Согласно Нозику, серьезной проблемой для всех доктрин конечного состояния является ложность этого общего убеждения. Ибо, безусловно, для любого разумного суждения о том, какое из этих распределений заслуживает одобрения, важна информация, которая не может появиться в такой матрице. Среди информации, которая не может появиться в такой матрице, есть информация о том, какие средства необходимо будет использовать или какие основные структуры необходимо будет поддерживать для реализации этих альтернативных результатов. Предположим, что это следующая информация. D2 – это распределение дохода, которое возникает, когда A порабощен B, нанимающим C в качестве своего эффективного надзирателя. D1 это распределение, которое возникает, когда A частично эмансипирован и подвергается рабской эксплуатации со стороны B и C только одну неделю в месяц. А D3 – это распределение, которое возникает, когда A полностью эмансипируется. Таким образом, выбор в пользу D2 означает выбор в пользу структуры средств полноценного рабства. Выбор в пользу D1 означает выбор в пользу структуры средств частичного рабства. Только выбрав D3, можно избежать некоторой степени рабства. Учитывая очевидную релевантность такого рода информации для любого ответственного выбора одного из этих распределений как единственного, любая доктрина, которая утверждает или предполагает, что информации, доступной в такой матрице, достаточно для ответственного выбора, должна быть глубоко ошибочной. Обратите внимание, что это не довод в пользу того, что D3 является лучшим из трех распределений. Это аргумент в пользу того, чтобы уделять внимание средствам – процедурам – а не результатам (а это все, о чем можно сообщить в матрицах конечного состояния). D3 будет справедливым результатом тогда и только тогда, когда в рамках структуры, не связанной с рабством, D3 действительно возникнет из свободного выбора справедливых взаимодействий между A, B и C.

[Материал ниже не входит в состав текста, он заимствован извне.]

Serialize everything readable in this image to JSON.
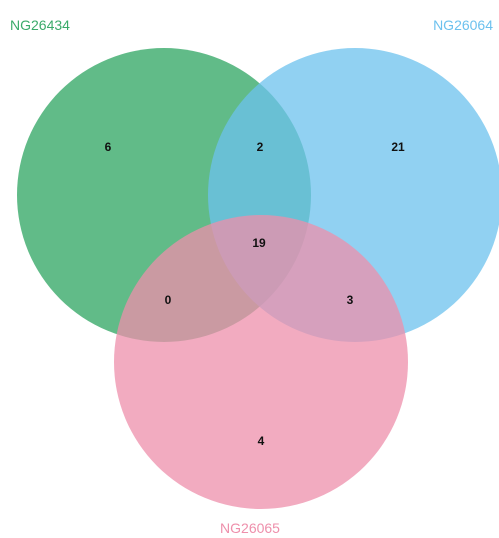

Второй тип распределительного подхода, идентифицированный Нозиком – это модельный подход. Согласно этому подходу, распределение доходов между агентами должно соответствовать распределению некоторых нормативно значимых черт этих агентов. В каждой конкретной модельной теории выбирается определенная черта, которой должен соответствовать доход. Доступное распределение, которое лучше всего соответствует выбранному признаку, является справедливым распределением. Теоретик модельного подхода может выбрать глубину религиозных убеждений, стойкость политической лояльности или степень моральной добродетели в качестве основания для получения дохода. Поскольку информацию о распределении любой из этих черт нельзя найти в матрицах конечных состояний, теоретика модельного подхода нельзя обвинить в мысли, что разумное ранжирование доступных распределений дохода может осуществляться полностью на основе информации, находящейся в таких матрицах. .

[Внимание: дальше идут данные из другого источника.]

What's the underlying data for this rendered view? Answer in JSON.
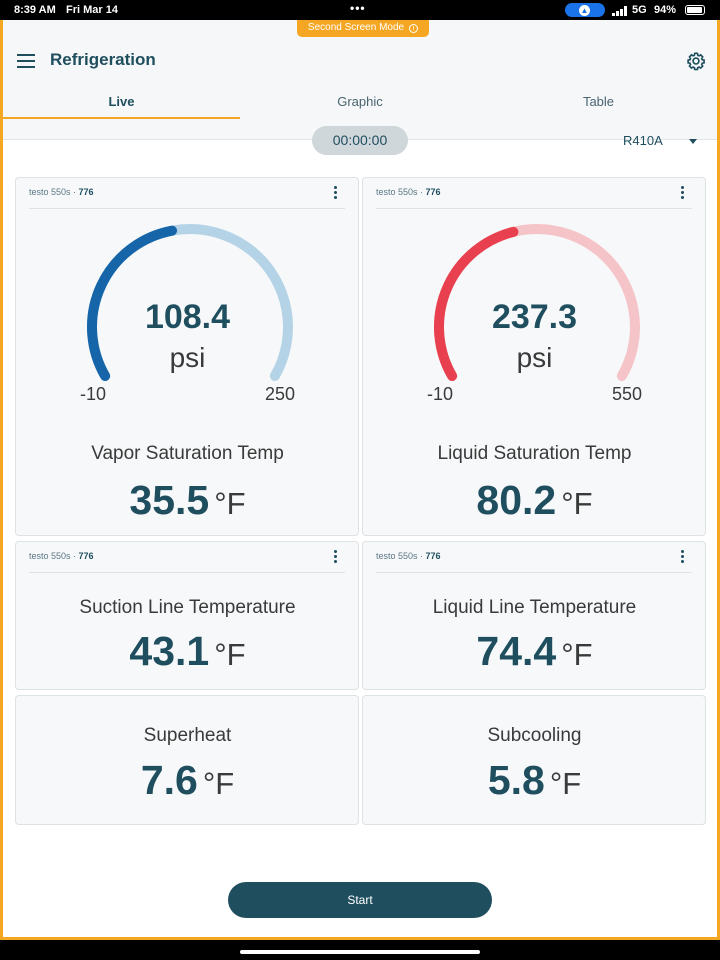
{
  "status_bar": {
    "time": "8:39 AM",
    "date": "Fri Mar 14",
    "network": "5G",
    "battery": "94%",
    "battery_level": 0.94
  },
  "banner": {
    "label": "Second Screen Mode",
    "icon": "info-icon"
  },
  "header": {
    "title": "Refrigeration",
    "menu_icon": "hamburger-menu-icon",
    "settings_icon": "gear-icon"
  },
  "tabs": [
    {
      "label": "Live",
      "active": true
    },
    {
      "label": "Graphic",
      "active": false
    },
    {
      "label": "Table",
      "active": false
    }
  ],
  "timer": "00:00:00",
  "refrigerant": {
    "selected": "R410A"
  },
  "colors": {
    "accent": "#f5a623",
    "primary": "#1f4e5f",
    "vapor_gauge_fill": "#1565a8",
    "vapor_gauge_track": "#b5d3e6",
    "liquid_gauge_fill": "#e8404f",
    "liquid_gauge_track": "#f5c4c8"
  },
  "cards": {
    "vapor": {
      "source": "testo 550s ·",
      "serial": "776",
      "gauge": {
        "value": "108.4",
        "unit": "psi",
        "min": "-10",
        "max": "250",
        "fraction": 0.456
      },
      "label": "Vapor Saturation Temp",
      "value": "35.5",
      "unit": "°F"
    },
    "liquid": {
      "source": "testo 550s ·",
      "serial": "776",
      "gauge": {
        "value": "237.3",
        "unit": "psi",
        "min": "-10",
        "max": "550",
        "fraction": 0.442
      },
      "label": "Liquid Saturation Temp",
      "value": "80.2",
      "unit": "°F"
    },
    "suction": {
      "source": "testo 550s ·",
      "serial": "776",
      "label": "Suction Line Temperature",
      "value": "43.1",
      "unit": "°F"
    },
    "liquid_line": {
      "source": "testo 550s ·",
      "serial": "776",
      "label": "Liquid Line Temperature",
      "value": "74.4",
      "unit": "°F"
    },
    "superheat": {
      "label": "Superheat",
      "value": "7.6",
      "unit": "°F"
    },
    "subcooling": {
      "label": "Subcooling",
      "value": "5.8",
      "unit": "°F"
    }
  },
  "start_button": {
    "label": "Start"
  }
}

Модельные доктрины могут быть как неисторическими, так и историческими. Модельная неисторическая доктрина будет ориентироваться на характеристику, присутствующую в той или иной степени у людей на момент распределения доли дохода. Например, точка зрения о том, что справедливое распределение – это доступное распределение, при котором доход в большинстве случаев распределяется между людьми пропорционально их IQ, является модельной неисторической доктриной. Ни одна подобная неисторическая схема не кажется хотя бы минимально правдоподобной. Модельная историческая доктрина будет ориентироваться на характеристику, которая в той или иной степени проявлялась конкретными людьми в течение некоторого периода, предшествующего распределению долей дохода. Например, точка зрения о том, что справедливое распределение – это распределение, при котором доход в большинстве случаев распределяется между людьми пропорционально их моральному достоинству, является модельной исторической доктриной. Любой сторонник таких исторических схем согласится с Нозиком в том, что все подходы с позиции конечного состояния ошибочны, потому что они не учитывают историческую информацию, ибо она не раскрывается в матрицах конечных состояний. Однако остается принципиальное различие между любым модельным историческим подходом и подходом, основанным на историческом праве. Историческая информация, которую последний считает определяющей для справедливости или несправедливости тех или иных прав собственности (и, следовательно, наборов таких прав), является информацией о процессах, в результате которых возник этот набор прав, а не информацией о том, какая модель распределения выбранной характеристики проявилась среди лиц, между которыми требуется пропорционально распределить доход.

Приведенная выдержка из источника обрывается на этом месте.